Materials and Methods:
The transcriptional coactivators PGC-1a and PGC-1b regulate mitochondrial (MITO) biogenesis and fatty acid oxidation (FAO) genes. KO of PGC-1b resulted in decreased MITO volume and O2 consumption in skeletal muscle, however the impact on cardiac MITO function is unknown. Hearts predominantly metabolize FAs, however following pressure-overload hypertrophy there is a reduction in FAO and increased glycolysis that parallels a reduction in PGC-1a expression. We therefore also sought to determine the role of PGC-1b in the MITO adaptations of the heart to pressure-overload cardiac hypertrophy, induced by transverse aortic banding (AB). In non-stressed hearts maximal ADP-stimulated MITO oxygen consumption (state 3 respiration) in saponin permeabilized cardiac fibers, with pyruvate as a substrate were unchanged in PGC-1b-/- hearts (18.8 ±0.7 nmolO2/min/mg dw) relative to wildtype (WT) controls (19.4±1.0).

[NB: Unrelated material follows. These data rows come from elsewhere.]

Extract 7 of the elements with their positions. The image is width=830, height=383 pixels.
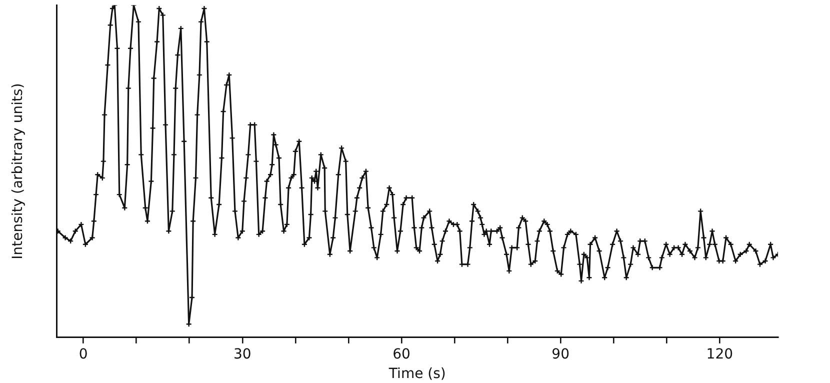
x-tick-label: 30 bbox=[233, 346, 252, 362]
x-tick-label: 90 bbox=[552, 346, 570, 362]
x-tick-label: 120 bbox=[706, 346, 734, 362]
x-tick-label: 0 bbox=[78, 346, 88, 362]
x-tick-label: 60 bbox=[392, 346, 410, 362]
y-axis-title: Intensity (arbitrary units) bbox=[10, 83, 26, 260]
x-axis-title: Time (s) bbox=[388, 366, 446, 382]
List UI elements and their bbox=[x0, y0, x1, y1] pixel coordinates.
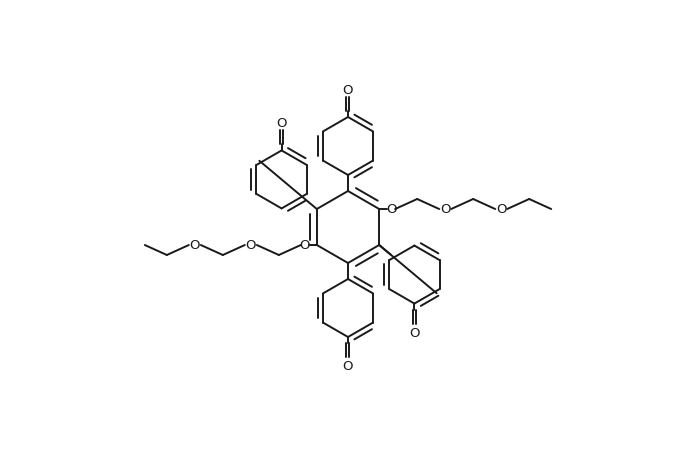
Text: O: O bbox=[343, 360, 353, 373]
Text: O: O bbox=[409, 326, 420, 339]
Text: O: O bbox=[190, 239, 200, 252]
Text: O: O bbox=[440, 203, 450, 216]
Text: O: O bbox=[277, 117, 287, 129]
Text: O: O bbox=[343, 84, 353, 96]
Text: O: O bbox=[300, 239, 310, 252]
Text: O: O bbox=[245, 239, 256, 252]
Text: O: O bbox=[496, 203, 507, 216]
Text: O: O bbox=[386, 203, 396, 216]
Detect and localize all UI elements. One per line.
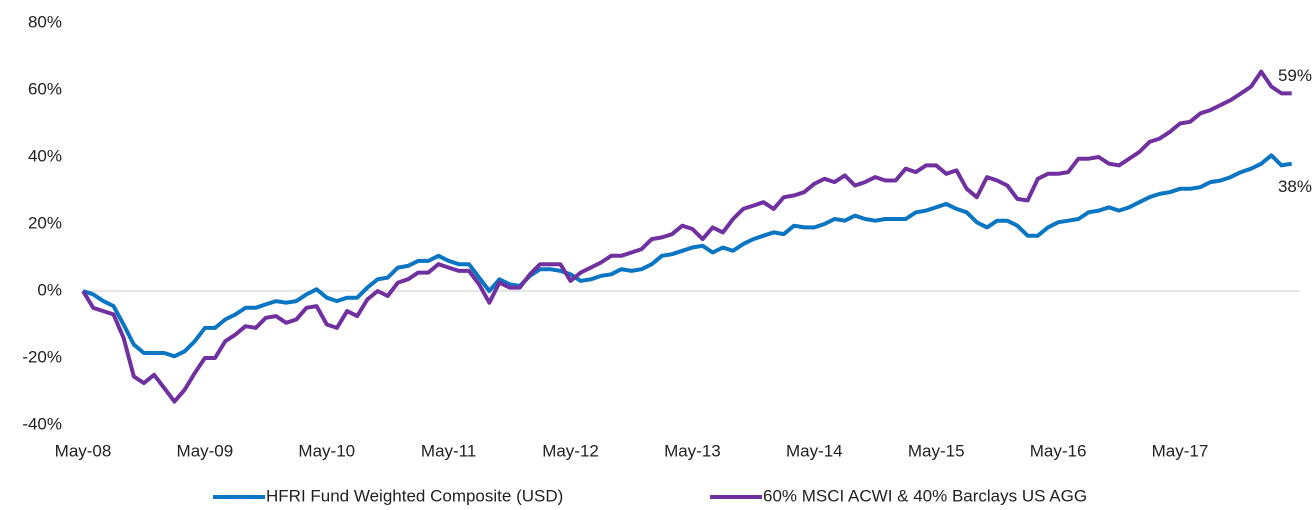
y-tick-label: -40%: [22, 414, 62, 433]
y-tick-label: 60%: [28, 79, 62, 98]
y-tick-label: 0%: [37, 280, 62, 299]
series-line: [81, 69, 1292, 404]
x-tick-label: May-17: [1152, 441, 1209, 460]
x-tick-label: May-08: [55, 441, 112, 460]
x-tick-label: May-12: [542, 441, 599, 460]
x-tick-label: May-10: [298, 441, 355, 460]
y-tick-label: 40%: [28, 146, 62, 165]
x-tick-label: May-13: [664, 441, 721, 460]
x-tick-label: May-09: [177, 441, 234, 460]
x-tick-label: May-11: [421, 441, 476, 460]
x-tick-label: May-15: [908, 441, 965, 460]
series-line: [82, 153, 1293, 359]
y-tick-label: 80%: [28, 12, 62, 31]
value-label: 59%: [1278, 66, 1312, 85]
legend-label: HFRI Fund Weighted Composite (USD): [266, 486, 563, 505]
x-tick-label: May-16: [1030, 441, 1087, 460]
value-label: 38%: [1278, 177, 1312, 196]
x-tick-label: May-14: [786, 441, 843, 460]
legend-label: 60% MSCI ACWI & 40% Barclays US AGG: [763, 486, 1087, 505]
y-tick-label: 20%: [28, 213, 62, 232]
y-tick-label: -20%: [22, 347, 62, 366]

By contrast, palmitoyl carnitine (PC) supported state 3 respirations were reduced (WT vs. KO: 16.4±0.4 vs. 11.2±0.6, p<0.01). 8-weeks following AB there was significant hypertrophy in both control (WT) and PGC-1b-/- (KO) mice (heart to tibia-length-ratio (HW/TL) 1.90±0.22 fold increase in WT and 1.63±0.11 fold in KO, p<0.01, n=12). Relative to non-banded hearts, AB reduced MITO state 3 respirations by 15% (p<0.05) and 32% (p<0.05) with pyruvate and PC respectively as substrates in WT hearts. In KO hearts, AB had no further effect on PC supported MITO respirations, but reduced pyruvate respirations by 21% (p<0.05) relative to non-banded KO hearts. AB reduced PGC-1a expression in WT and KO hearts and AB had no effect on PGC-1b expression in WT. In WT hearts, AB was associated with uniform reductions in FAO and OXPHOS gene expression (between 20-50%). In PGC-1b-/- OXPHOS gene expression was uniformly reduced in non-banded hearts (between 25-40%), but only a subset of genes (cox5b, cytochrome c oxidase and Ndufa9) were further reduced by AB. A subset of FAO genes were reduced in expression in non-banded KO hearts (MCAD, Acate and carnitine acyl/carnitine translocase), and these genes were distinct from those whose expression was only reduced in KO hearts after AB (UCP2, UCP3 and Hadh).

Conclusions:
These studies confirm an important role for PGC-1b in the regulation of MITO FA utilization in the heart but also suggest potentially non overlapping roles for PGC-1b versus PGC-1a in the MITO adaptations to pressure overload cardiac hypertrophy.